String collation and sort order in PostgreSQL - Time & Space Complexity
When sorting text data, the order depends on collation rules. Understanding how sorting time grows helps us know how fast queries run as data grows.
We want to see how sorting strings by collation affects the work done as more rows are sorted.
Analyze the time complexity of the following SQL query.
SELECT name
FROM users
ORDER BY name COLLATE "en_US";
This query sorts the 'name' column of the 'users' table using the English (US) collation rules.
Sorting involves comparing pairs of strings many times.
- Primary operation: Comparing two strings according to collation rules.
- How many times: Multiple comparisons happen, roughly proportional to the number of rows times the log of the number of rows.
As the number of rows grows, the number of comparisons grows faster than the number of rows but slower than the square of rows.
| Input Size (n) | Approx.

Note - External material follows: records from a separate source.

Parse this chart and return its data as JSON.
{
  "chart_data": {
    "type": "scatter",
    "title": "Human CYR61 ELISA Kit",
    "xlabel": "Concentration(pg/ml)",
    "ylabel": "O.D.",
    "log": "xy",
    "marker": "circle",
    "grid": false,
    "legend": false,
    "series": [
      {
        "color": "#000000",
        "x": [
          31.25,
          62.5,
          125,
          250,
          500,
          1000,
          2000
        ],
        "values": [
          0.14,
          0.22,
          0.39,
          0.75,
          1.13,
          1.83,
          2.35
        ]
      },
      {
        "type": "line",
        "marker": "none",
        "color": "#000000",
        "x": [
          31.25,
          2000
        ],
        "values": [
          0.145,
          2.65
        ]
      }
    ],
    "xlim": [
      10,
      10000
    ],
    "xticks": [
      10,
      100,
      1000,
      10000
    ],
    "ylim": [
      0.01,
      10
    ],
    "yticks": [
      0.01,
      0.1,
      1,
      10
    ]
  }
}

Comparisons |
|---|---|
| 10 | About 30 to 40 comparisons |
| 100 | About 600 to 700 comparisons |
| 1000 | About 10,000 to 12,000 comparisons |
Pattern observation: The comparisons grow a bit faster than the number of rows, roughly like rows times log rows.

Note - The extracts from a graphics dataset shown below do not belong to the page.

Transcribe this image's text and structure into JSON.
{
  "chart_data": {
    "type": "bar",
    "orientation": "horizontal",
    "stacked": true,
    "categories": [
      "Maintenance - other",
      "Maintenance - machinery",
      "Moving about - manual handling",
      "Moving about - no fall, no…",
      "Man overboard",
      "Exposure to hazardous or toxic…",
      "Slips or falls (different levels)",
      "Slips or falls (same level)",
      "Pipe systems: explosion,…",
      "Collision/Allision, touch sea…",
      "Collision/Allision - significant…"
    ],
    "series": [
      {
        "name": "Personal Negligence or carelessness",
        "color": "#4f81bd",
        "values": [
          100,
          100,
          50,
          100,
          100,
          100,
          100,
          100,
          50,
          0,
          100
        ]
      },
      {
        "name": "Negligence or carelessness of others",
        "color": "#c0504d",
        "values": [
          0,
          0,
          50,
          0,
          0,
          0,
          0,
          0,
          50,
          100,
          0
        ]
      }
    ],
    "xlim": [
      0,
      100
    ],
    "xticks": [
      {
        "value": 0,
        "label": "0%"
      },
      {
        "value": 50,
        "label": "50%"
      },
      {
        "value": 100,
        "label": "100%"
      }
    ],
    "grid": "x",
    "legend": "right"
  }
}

Time Complexity: O(n log n)
This means sorting strings takes more time as the list grows, but not as much as checking every pair; it grows in a balanced way.

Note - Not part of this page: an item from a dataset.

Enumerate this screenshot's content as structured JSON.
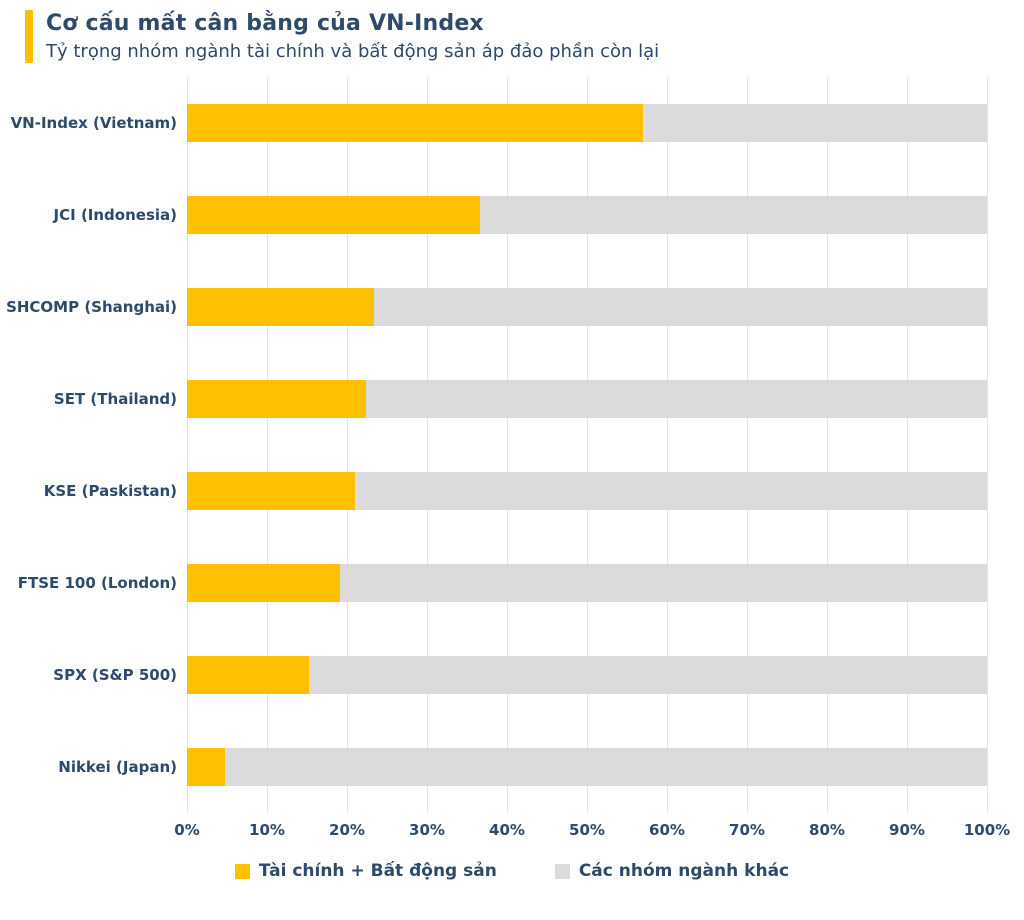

[X] Wrong: "Sorting strings is just as fast as scanning them once."
[OK] Correct: Sorting needs many comparisons between strings, which takes more time than just reading them once.
Knowing how sorting time grows helps you explain query performance clearly and shows you understand how databases handle text data efficiently.
"What if we sorted by a numeric column instead of a string column? How would the time complexity change?"